Le imprese potranno compensare per il 2014 le cartelle esattoriali con i crediti verso la pubblica amministrazione; il fondo centrale delle Pmi potrà prestare garanzia anche per le società di gestione del risparmio; i soldi per i bonus libri erano troppo pochi e quindi sono diventati credito d’imposta per i librai, ma soprattutto l’articolo quattro ribattezzato sul Web come «condono ambientale». Tutto questo è il decreto Destinazione Italia approvato ieri alla Camera con 320 sì e 194 no (1 astenuto) che entro il 21 febbraio dovrà diventare legge al Senato, pena la decadenza. Per cui sembra più che probabile il ricorso alla fiducia. Un decreto che ha stralciato diverse norme rispetto al testo licenziato dal Consiglio dei ministri ma che conserva comunque numerosi articoli molto contestati.

Uno su tutti proprio l’articolo 4 che nel testo originario sembrava scritto per favorire le aziende inquinanti. In extremis ieri pomeriggio è arrivata una modifica voluta dal deputato Pd Ermete Realacci che ha comunque lasciato aperti numerosi dubbi.

Per affrontarli ieri sono arrivati a Roma i comitati ambientalisti provenienti da tutta Italia e la Rete dei comuni Sin, i Siti di interesse ambientale, cioè i buchi neri d’Italia, i territori più inquinati del Paese.

L’articolo prevede che qualsiasi azienda responsabile di aver inquinato un determinato territorio (dall’Ilva di Taranto all’Eni di Porto Torres all’Enel di Porto Tolle, alla Caffaro di Brescia, c’è solo l’imbarazzo della scelta) potrà, grazie a questo articolo, stipulare un accordo con lo Stato e ricevere finanziamenti pubblici (la quantità non è specificata) per la riconversione industriale dei siti. Inoltre – questo è il punto che ha subito una modifica – era previsto un condono delle responsabilità per le aziende che sottoscrivevano l’accordo. I soldi sarebbero serviti per l’ammodernamento aziendale o per le bonifiche.

«Salta il principio europeo del “chi inquina paga” – ha detto Mariella Maffini, assessore all’ambiente di Mantova e coordinatrice della rete dei comuni Sin – è come scendere a patti col diavolo». Gli ambientalisti promettono dieci giorni di lotta in piazza mentre i sindaci affilano le armi per presentare un ricorso alla Commissione europea. «L’articolo deve essere cancellato, senza modifiche», hanno detto in coro.

La risposta è stata indiretta, ma senza dubbio era inviata al presidente onorario di Legambiente Realacci che, in contemporanea con la conferenza stampa, faceva sapere in una nota di aver modificato l’articolo in questione.

Con il nuovo testo – poi votato – si prevede che il condono delle responsabilità possa avvenire, ma solo dopo che l’Arpa abbia accertato «l’avvenuta bonifica e messa in sicurezza dei siti». C’è scritto così: bonifica e messa in sicurezza, come se non fossero due azioni che si eliminano a vicenda.

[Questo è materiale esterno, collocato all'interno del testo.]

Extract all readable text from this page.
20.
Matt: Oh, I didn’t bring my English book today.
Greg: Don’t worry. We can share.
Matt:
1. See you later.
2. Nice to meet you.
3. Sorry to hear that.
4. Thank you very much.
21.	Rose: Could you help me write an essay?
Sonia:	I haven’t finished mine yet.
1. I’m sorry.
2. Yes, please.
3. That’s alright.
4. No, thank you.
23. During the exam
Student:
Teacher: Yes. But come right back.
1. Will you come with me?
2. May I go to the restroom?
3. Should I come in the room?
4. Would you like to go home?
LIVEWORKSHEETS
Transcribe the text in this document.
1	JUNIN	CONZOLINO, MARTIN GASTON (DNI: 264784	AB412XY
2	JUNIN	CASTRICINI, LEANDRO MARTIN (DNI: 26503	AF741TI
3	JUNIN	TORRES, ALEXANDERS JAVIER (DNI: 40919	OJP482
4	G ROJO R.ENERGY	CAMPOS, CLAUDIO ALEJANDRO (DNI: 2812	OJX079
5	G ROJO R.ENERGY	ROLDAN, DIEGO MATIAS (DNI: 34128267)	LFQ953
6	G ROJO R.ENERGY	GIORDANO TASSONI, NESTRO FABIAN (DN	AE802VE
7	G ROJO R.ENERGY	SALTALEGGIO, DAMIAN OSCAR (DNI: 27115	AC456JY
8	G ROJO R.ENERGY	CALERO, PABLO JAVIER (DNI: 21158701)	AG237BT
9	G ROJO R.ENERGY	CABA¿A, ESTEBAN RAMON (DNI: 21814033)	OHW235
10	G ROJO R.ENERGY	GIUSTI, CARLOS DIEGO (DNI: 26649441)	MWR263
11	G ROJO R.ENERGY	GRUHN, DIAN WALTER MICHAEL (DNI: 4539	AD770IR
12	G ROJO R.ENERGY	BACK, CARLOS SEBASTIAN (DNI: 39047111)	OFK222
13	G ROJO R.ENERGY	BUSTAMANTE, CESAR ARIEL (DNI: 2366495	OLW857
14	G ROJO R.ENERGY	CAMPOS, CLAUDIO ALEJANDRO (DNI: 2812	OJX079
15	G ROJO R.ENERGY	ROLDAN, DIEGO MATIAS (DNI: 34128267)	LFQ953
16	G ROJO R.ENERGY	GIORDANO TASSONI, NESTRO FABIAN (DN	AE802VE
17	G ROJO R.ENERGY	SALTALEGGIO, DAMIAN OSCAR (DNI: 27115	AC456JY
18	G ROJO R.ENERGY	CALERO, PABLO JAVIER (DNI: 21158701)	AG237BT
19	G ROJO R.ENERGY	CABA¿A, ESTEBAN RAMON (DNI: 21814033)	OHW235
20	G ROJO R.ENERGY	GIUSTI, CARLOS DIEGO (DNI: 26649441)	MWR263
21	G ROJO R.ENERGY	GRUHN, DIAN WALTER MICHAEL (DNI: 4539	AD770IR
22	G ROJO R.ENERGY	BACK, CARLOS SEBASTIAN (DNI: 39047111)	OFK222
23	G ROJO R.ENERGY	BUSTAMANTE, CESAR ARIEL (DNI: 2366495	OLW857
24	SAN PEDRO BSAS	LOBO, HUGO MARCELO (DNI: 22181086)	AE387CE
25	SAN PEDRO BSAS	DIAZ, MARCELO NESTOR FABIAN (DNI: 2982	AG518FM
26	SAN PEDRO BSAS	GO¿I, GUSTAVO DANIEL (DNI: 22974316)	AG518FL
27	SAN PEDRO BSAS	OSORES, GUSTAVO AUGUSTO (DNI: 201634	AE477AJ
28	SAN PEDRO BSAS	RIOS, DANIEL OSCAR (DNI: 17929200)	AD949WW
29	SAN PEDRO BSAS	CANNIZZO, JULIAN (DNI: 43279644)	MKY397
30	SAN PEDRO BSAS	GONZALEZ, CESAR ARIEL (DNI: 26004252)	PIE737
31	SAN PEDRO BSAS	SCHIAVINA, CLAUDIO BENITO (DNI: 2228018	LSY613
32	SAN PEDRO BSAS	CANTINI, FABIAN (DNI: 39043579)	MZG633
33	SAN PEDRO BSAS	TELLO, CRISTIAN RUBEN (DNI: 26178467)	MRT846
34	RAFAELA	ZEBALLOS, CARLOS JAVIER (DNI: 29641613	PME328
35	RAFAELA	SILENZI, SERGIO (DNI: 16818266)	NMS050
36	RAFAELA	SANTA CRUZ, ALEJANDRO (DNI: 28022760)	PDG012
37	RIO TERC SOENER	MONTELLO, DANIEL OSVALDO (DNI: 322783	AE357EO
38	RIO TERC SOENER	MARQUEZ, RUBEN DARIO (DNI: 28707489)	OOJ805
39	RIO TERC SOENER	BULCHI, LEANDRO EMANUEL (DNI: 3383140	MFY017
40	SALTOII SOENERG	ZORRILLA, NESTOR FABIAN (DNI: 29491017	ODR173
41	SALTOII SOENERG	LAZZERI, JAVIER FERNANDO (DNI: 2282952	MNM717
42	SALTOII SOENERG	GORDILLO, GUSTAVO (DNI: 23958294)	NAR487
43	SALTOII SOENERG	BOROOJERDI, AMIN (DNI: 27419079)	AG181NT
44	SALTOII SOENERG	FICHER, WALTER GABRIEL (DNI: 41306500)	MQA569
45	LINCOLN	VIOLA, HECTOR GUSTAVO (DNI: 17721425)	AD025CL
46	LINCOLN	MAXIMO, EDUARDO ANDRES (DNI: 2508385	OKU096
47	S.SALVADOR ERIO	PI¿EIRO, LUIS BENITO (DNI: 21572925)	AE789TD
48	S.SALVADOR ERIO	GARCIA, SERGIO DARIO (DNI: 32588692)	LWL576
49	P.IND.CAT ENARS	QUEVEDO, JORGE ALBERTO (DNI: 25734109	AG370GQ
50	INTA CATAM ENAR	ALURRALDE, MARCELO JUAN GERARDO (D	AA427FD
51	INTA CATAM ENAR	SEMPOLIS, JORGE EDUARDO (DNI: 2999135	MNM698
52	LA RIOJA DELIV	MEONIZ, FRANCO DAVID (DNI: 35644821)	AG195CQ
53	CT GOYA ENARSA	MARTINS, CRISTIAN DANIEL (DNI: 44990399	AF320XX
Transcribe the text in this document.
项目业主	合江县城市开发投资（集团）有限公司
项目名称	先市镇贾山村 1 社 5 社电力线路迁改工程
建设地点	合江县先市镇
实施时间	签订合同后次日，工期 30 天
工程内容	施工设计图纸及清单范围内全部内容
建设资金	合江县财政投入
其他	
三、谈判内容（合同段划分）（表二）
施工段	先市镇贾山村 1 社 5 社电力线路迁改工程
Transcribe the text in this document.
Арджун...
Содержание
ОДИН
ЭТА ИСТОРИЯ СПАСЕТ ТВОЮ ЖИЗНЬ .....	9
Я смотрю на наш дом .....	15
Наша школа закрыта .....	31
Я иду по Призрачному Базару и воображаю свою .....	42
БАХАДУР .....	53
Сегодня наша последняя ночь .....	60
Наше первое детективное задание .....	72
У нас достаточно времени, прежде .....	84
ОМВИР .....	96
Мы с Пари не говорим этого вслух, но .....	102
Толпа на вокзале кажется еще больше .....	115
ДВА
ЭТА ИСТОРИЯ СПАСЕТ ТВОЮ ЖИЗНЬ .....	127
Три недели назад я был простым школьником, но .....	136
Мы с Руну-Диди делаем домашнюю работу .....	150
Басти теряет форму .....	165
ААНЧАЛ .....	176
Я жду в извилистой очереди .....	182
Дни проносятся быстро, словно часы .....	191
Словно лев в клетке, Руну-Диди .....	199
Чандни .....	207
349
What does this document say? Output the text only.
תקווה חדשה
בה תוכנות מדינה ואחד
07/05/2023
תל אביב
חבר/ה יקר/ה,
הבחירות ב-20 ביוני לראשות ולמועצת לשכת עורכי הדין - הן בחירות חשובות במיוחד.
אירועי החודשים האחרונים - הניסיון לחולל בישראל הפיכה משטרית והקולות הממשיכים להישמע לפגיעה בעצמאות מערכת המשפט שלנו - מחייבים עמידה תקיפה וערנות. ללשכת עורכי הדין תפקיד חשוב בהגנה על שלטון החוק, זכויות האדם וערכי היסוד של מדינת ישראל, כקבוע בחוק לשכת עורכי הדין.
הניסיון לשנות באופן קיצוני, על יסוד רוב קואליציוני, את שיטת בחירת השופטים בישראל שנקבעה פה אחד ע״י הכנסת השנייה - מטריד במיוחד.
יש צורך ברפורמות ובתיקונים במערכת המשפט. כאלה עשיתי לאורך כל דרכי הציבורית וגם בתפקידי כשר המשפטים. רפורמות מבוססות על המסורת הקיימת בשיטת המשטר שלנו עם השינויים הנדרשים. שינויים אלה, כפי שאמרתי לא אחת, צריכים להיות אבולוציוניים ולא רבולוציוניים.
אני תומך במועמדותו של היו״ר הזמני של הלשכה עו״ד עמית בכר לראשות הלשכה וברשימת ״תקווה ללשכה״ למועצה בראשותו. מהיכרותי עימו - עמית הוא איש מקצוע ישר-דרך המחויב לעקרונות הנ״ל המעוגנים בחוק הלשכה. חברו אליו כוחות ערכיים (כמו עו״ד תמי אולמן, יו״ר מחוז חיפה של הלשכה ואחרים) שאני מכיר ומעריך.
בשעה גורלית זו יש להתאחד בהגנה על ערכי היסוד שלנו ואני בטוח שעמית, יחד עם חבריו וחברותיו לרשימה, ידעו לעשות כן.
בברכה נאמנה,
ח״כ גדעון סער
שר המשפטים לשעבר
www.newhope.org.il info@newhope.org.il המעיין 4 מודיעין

E poco importa se Realacci ha anche precisato che i soldi ricevuti dallo Stato dovranno essere spesi per l’impianto industriale e non per le bonifiche, di competenza delle aziende responsabili del danno.

Infatti poco dopo è intervenuto il portavoce dei Verdi Angelo Bonelli in un commento che sembra tecnico ma non lo è: «Bonifica e messa in sicurezza sono due cose differenti. Se c’è l’una è inutile l’altra. Il testo così come è scritto è proprio diventato inapplicabile».

I Sin sono 39. Rispetto a un anno fa sono 18 in meno: con un decreto del governo Monti, zone che vanno da La Maddalena alla Valle del Sacco inclusa anche la Terra del Fuoco sono stati «declassati», divenuti Sir, siti di interesse regionale. La competenza della bonifica spetta alle regioni. Contro questo decreto sono scese in capo anche le associazioni che lo hanno impugnato al Tar. Insomma, un pasticciaccio contro il quale meditano guerra gli ambientalisti.

«Occuperemo le piazze, saranno dieci giorni di battaglie», assicura Egidio Giordani, portavoce del comitato stop biocidio della Campania, forte della manifestazione che il 16 novembre scorso ha portato in piazza a Napoli circa centomila persone. I sindaci si muovono su un piano più istituzionale, preparando il ricorso alla Commissione europea perché, sostengono, anche in questa ultima accezione modificata è saltato il principio valido in tutta Europa del «chi inquina paga».